心の中に永遠なる花を - ブルーメンブラット、引退へ

「今秋は休養明け初戦から結果が出ていましたし、非常にいい状態、いい流れの中で、考えられる最高の仕上げで臨みました。そして、G1という大舞台でこれ以上望みようがない素晴らしい競馬で最良の結果を出してくれました。レース前はここを勝てないようであれば、何としても勲章を取らせるために阪神C高松宮記念に向かう気持ちを持っていました。しかし、マイルCSは体調をピークに持って行きましたので、これ以上の状態で更なるパフォーマンスを見せるのは正直酷だと思います。クラブ、牧場とも話し合いましたが、G1馬としてレースに出走するブルーメンブラットを見たい会員の方々もたくさんいらっしゃると思います。しかしながら、G1馬ということで懸かるプレッシャーも大きくなりますし、G1に適鞍がありません。いい母親になるためにも出来るだけいい状態で厩舎から送り出すことが重要だと考えます。大きな勲章を手に入れたこのタイミングで現役を退き、ブルーメンの子供達に新しい夢を託すことは最善の策だという結論に至りました。これだけのパフォーマンスを演じてくれたブルーメンに携われたことに心底感謝していますし、母親としてのブルーメンブラットにも期待しています。本当にありがとうございます」(石坂師)クラブ、厩舎、牧場間で協議を行った結果、現役を引退し、近日中に中央競馬登録を抹消し繁殖入りすることになりました。これまで多くのご声援を頂き、ありがとうございます。なお本馬に出資されている会員の方へは追ってお手紙をもちましてご連絡させていただきます。
(一部機種依存文字を引用者が修正済み)

キャロットクラブ公式サイト(会員ページ)より

▼一部マスコミの既報通り、ブルーメンブラットの現役引退が決定しました。本当に満開中の満開、というこのタイミングで潔く散りゆけることは、おそらく彼女にとってもすごく幸せなことなのではないかと思っています。願わくばできるだけ多くのファンの心の中に、これ以上ないほど美しく咲き誇った彼女の姿が、桜の散り際のような切なさと共にいつまでもいつまでも残ってくれれば……と。

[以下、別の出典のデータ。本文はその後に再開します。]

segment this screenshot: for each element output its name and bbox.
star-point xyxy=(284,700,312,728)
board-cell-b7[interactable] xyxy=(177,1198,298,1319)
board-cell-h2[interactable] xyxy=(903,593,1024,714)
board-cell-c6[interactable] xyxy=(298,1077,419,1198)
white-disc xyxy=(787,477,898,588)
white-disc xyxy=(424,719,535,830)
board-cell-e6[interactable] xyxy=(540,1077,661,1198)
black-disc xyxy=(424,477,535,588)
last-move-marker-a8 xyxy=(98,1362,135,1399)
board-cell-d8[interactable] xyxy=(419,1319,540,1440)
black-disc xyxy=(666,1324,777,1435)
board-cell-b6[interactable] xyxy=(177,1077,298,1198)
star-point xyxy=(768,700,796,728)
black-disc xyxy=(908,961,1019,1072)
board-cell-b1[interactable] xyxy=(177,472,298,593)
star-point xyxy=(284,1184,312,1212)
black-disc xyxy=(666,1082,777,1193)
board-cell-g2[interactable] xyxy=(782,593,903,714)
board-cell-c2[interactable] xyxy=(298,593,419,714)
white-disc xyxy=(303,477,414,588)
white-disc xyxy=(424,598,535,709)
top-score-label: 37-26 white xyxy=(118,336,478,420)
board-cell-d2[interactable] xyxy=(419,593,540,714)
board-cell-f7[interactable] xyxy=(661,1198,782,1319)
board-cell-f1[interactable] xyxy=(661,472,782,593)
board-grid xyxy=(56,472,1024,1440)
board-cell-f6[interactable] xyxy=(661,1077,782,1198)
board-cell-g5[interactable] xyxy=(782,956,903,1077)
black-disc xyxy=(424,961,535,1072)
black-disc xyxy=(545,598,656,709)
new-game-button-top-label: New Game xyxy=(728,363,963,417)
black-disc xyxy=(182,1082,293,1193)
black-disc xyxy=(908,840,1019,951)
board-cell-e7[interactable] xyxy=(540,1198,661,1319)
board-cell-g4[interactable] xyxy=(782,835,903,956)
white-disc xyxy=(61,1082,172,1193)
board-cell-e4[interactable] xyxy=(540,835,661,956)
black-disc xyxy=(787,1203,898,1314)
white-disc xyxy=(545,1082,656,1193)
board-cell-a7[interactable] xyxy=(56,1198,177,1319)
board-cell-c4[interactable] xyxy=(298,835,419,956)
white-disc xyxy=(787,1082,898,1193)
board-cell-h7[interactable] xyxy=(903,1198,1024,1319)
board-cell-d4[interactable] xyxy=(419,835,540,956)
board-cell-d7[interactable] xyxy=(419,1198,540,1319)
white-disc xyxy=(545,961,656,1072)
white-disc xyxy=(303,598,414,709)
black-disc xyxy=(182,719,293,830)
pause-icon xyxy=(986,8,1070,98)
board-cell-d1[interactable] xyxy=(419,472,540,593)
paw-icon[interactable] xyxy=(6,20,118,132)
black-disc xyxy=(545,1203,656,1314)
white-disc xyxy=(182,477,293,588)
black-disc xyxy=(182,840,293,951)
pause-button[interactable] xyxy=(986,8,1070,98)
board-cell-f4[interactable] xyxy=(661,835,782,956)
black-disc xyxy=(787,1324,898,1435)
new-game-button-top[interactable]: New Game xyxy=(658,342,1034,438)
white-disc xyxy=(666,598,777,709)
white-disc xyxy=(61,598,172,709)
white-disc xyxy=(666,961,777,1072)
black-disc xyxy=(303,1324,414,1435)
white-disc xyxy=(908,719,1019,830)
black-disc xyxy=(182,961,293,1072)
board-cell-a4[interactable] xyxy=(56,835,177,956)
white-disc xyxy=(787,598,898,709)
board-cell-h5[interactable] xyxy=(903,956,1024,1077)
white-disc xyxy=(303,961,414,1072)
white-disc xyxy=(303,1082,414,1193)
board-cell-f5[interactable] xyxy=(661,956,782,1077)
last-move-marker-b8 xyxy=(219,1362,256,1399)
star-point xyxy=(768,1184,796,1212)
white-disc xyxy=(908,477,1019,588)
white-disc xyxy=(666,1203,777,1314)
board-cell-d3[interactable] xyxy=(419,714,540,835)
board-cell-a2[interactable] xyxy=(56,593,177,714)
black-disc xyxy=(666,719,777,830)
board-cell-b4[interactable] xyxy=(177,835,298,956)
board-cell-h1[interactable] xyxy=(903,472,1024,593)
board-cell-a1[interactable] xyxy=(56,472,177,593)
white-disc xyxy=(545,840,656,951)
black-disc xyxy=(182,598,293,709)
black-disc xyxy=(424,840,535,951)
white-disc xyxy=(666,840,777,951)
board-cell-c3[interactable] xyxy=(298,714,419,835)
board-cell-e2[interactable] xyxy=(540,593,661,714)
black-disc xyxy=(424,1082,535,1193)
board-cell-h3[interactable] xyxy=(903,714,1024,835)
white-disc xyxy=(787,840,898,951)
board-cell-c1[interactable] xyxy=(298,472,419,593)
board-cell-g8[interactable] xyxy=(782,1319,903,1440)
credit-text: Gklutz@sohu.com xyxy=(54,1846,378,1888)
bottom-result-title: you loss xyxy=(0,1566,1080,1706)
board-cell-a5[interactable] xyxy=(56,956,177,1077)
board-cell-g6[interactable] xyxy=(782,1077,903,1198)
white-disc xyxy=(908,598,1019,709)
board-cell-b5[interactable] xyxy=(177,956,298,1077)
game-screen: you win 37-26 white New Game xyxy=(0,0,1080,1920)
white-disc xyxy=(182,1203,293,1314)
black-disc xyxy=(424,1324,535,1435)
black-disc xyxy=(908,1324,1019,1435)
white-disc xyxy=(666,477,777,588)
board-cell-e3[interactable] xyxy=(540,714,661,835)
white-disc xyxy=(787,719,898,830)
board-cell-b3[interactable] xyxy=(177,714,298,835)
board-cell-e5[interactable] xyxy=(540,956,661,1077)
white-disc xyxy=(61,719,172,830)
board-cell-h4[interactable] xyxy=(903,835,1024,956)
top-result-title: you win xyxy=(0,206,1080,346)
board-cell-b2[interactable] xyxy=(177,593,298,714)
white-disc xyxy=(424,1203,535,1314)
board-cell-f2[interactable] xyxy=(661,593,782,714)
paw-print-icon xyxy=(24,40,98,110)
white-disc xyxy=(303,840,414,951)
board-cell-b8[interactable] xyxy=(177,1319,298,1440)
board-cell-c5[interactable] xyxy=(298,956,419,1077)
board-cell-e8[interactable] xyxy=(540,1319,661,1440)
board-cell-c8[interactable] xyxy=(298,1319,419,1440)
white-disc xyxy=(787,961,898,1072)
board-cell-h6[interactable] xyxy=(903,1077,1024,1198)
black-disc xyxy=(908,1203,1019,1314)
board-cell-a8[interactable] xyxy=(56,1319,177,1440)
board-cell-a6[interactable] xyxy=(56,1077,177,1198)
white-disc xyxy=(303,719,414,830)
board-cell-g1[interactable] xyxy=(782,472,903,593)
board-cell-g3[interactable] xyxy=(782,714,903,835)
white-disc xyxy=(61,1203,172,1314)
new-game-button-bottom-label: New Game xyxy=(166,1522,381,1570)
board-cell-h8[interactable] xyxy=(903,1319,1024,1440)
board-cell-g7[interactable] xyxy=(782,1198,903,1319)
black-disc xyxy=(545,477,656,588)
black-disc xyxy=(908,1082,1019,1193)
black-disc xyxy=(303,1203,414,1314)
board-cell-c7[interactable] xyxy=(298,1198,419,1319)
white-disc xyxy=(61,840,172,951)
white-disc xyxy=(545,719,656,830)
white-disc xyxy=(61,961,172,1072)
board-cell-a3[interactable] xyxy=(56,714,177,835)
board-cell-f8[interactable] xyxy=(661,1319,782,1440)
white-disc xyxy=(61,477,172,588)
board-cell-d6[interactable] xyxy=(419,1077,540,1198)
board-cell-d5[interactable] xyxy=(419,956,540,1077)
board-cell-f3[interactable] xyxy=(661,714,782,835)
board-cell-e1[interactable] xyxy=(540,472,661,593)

マイルCSのレース後、『風を集めて空に放つ』というタイトルでエントリを上げたのは、99%は泥酔した勢いでしたが、1%は、今回のタイトルのエントリを近いうちに上げることになるだろう、という予感があったからです(一応念のため、Mr.Children『花』の歌詞からの引用)。
 ファンドという形態を取る以上、この決断には賛否両論あるでしょう。しかし、個人的な感覚で語るなら、これ以上ないほどの過程を経て最高の舞台にのぼり非の打ちどころのない結果を出した後で、一体この上なにを求めるのだろう、という気がします。
 これが大きなリスクを取って香港マイルドバイデューティフリーを狙う、あるいは規約を枉げてヴィクトリアマイル安田記念古馬マイルG1トリプルを狙う、というのであればまだ分かります。しかし、阪神カップ高松宮記念だというのは、あまり心ときめきません。特に阪神カップは、前身の牝馬限定戦時代はまだしも、香港の裏かつマイルCSの後という設定でなぜか準G1扱いの賞金設定をされている現在は、レースの意義自体が全く見出せないという代物ですので、なおさらです。
 牧場系クラブの牝馬に出資した時点で、ある程度「思うままにならない」のは想定していたこと。そしてなにより、あの「引退レース」の感動に立ち会えたことが、こういう感覚を生み出しているんだろうなぁとは思いますので、同意を求める気はありません。ただ、今の自分の気持ちを書いておこうと思っただけですので、その辺悪しからず。もちろん異論反論あれば投げていただいて構いませんが。
 とまれ、心の中に、永遠に枯れないであろう花を咲かせてくれたブルーメンブラットには、感謝の一言です。

道無きぞ この旅だけど
でも こんなに上手に歩いてる

花咲く旅路 原由子 歌詞情報 - うたまっぷ 歌詞無料検索

▼「Doo-dah!doo-dah!」という競馬イラストサイトを運営しておられるid:maipoさんが、「何となくブルーメンブラットの今までを思わせる」と書かれていた曲の歌詞です。
 道なき旅を上手に歩ききった彼女を、そして旅の終わりをここに定めた師の(「牧場の」だろ……という野暮はなしの方向で)決断を、できるだけ多くの人と共に言祝げれば良いなと、素直に思います。


▼あ、でもクラブの人には、ブルーメンの仔をできるだけ良心的な価格で確保できるよう、最大限の努力を払っていただきたい……ということだけはお願いしておこうかな。それぐらいのエゴは許してもらいたいところ。